そして、思い出した事があったので、ホウに確認をとる事にした。心の中でホウに語りかける。
『ホウ、聞こえる?例の結晶をアクセサリーにしてもらおうと思うんだけどどうかな?』
『すべて聞いてたよ。ピアスの制作者はセイランだったんだね。火の属性をどのくらい操れるか分からないけど、任せてみたら?今必要な物じゃないから、仕上がりはゆっくりでもいいよ。』
セイラン達が持っている根付けのような役目を、この結晶が持っているのだろうか? そういや、他の大陸で役に立つって言ってたな。
「セイラン、この結晶なんだけどアクセサリーにしてもらえないかな。」
「………これは、炎の力がすごいなぁ。今の俺じゃ生かしきれない。」
「ホウが、ゆっくりでいいって。」
「わかった……ミイコちゃんの為にも、十分に生かしきれるように一日も早くなるよ。」
セイランは職人の顔をしていた。道を極めようとしている人は見ていて気持ちのいいものだ。思わず笑顔が出る。
「俺にほれた?ミイコちゃんならいつでも歓迎だよ。」
見直したと思ったらこれだ、今度手加減のためにハリセンでも作るかな。
新しいパーティーの結成を祝してレッドベアで食事会をする事になった。昨日、あれだけ飲んでたのに今日も飲むとかすごいな。
いつもの料理を食べながら、私はこれまでの事を振り返った。初めは一人だったのに、いつの間にか命を預け合える仲間に出会えた。そして、今まで通りローナ達と一緒に冒険できる事が私はとても嬉しい。
これからも良い出会いがあると信じていきたいな。
余談だが、サオリさんが私たちのことを話したらしい。でも、セイランの私への馴れ馴れしさに、怖い顔をしていた。
2日後、仕上がって来たアクセサリーはすごい物だった。デザインは羽に真珠は変わらないのだが、そこに青い宝石が増えている。
そしてギルドカードにある、この町での水属性のゲージが、前のピアスでも50%になってすごいと思っていたのが、新しいピアスでは70%になっていた。

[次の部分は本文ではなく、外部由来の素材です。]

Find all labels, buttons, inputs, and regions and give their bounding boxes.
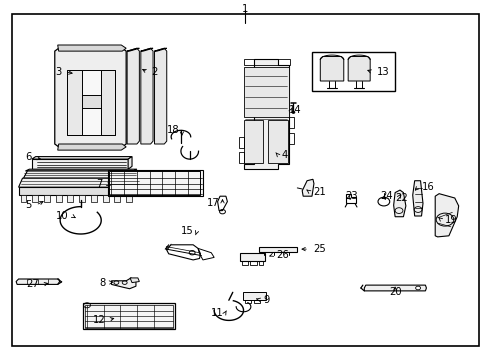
Polygon shape [25,169,137,171]
Text: 14: 14 [288,105,301,115]
Polygon shape [364,285,426,291]
Polygon shape [44,195,50,202]
Bar [254,300,260,303]
Polygon shape [67,195,73,202]
Bar [67,95,115,108]
Text: 12: 12 [92,315,105,325]
Polygon shape [302,179,313,196]
Bar [288,117,294,128]
Polygon shape [130,278,139,283]
Polygon shape [412,181,422,216]
Bar [244,67,288,117]
Text: 26: 26 [276,250,288,260]
Polygon shape [58,45,126,51]
Bar [243,59,289,65]
Bar [288,133,294,144]
Text: 5: 5 [25,200,32,210]
Polygon shape [111,278,136,289]
Bar [67,70,115,135]
Polygon shape [102,195,108,202]
Polygon shape [320,57,343,81]
Text: 2: 2 [151,67,158,77]
Text: 7: 7 [96,179,102,189]
Polygon shape [55,48,126,147]
Bar [311,52,394,91]
Polygon shape [127,48,139,144]
Polygon shape [32,195,38,202]
Bar [259,261,263,265]
Text: 16: 16 [421,182,433,192]
Text: 27: 27 [26,279,39,289]
Polygon shape [58,144,126,150]
Polygon shape [347,57,369,81]
Text: 3: 3 [55,67,61,77]
Polygon shape [79,195,85,202]
Polygon shape [20,195,26,202]
Polygon shape [56,195,61,202]
Bar [85,305,173,328]
Text: 19: 19 [444,215,457,225]
Polygon shape [56,49,124,148]
Polygon shape [91,195,97,202]
Text: 10: 10 [56,211,68,221]
Text: 18: 18 [167,125,180,135]
Polygon shape [23,171,139,178]
Polygon shape [114,195,120,202]
Bar [101,70,115,135]
Circle shape [291,111,294,113]
Bar [245,300,251,303]
Bar [107,170,203,196]
Polygon shape [19,187,138,195]
Text: 13: 13 [376,67,388,77]
Bar [83,303,175,329]
Bar [238,137,244,148]
Text: 9: 9 [263,294,269,305]
Polygon shape [56,49,124,148]
Polygon shape [243,59,288,169]
Bar [250,261,256,265]
Bar [267,120,287,163]
Text: 24: 24 [379,191,392,201]
Text: 25: 25 [312,244,325,254]
Text: 4: 4 [281,150,287,160]
Text: 23: 23 [344,191,357,201]
Circle shape [415,286,420,290]
Polygon shape [154,48,166,51]
Text: 22: 22 [395,193,407,203]
Text: 20: 20 [388,287,401,297]
Polygon shape [16,279,60,284]
Text: 21: 21 [312,186,325,197]
Bar [67,70,82,135]
Polygon shape [434,194,458,237]
Bar [242,292,265,300]
Polygon shape [154,48,166,144]
Polygon shape [19,178,142,187]
Text: 6: 6 [25,152,32,162]
Bar [239,253,264,261]
Polygon shape [141,48,153,144]
Polygon shape [32,157,132,159]
Text: 17: 17 [207,198,220,208]
Text: 8: 8 [99,278,105,288]
Polygon shape [127,48,139,51]
Polygon shape [393,190,405,217]
Bar [241,261,247,265]
Polygon shape [128,157,132,169]
Polygon shape [126,195,132,202]
Text: 1: 1 [242,4,248,14]
Text: 11: 11 [211,308,224,318]
Bar [108,171,200,195]
Bar [238,152,244,163]
Polygon shape [259,247,297,252]
Text: 15: 15 [180,226,193,236]
Polygon shape [141,48,153,51]
Polygon shape [32,159,128,169]
Bar [244,120,263,163]
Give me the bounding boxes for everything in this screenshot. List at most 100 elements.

これってファイウェンでは火属性並に使えるんじゃないのか……。そして、水の『纏』も覚えた。
そして、テレスティナさんも、アクセサリーの性能に絶句していた。テレスティナさんが驚くなんてよほどだよな。やっぱり、このアクセサリーはすごいんだよね……作り手の中身は残念なのになぁ。
明日から、ハナダさんも加えて新しい場所へと向かう。とっても楽しみだ、寝れるかな。
例の精霊に愛されている作り手はセイランでした。アマネはセイラン大好きだからね〜。
どこかで、すっかりなりを潜めている雅姉さんの話を入れようかと考えているんだけど…どうしようかな。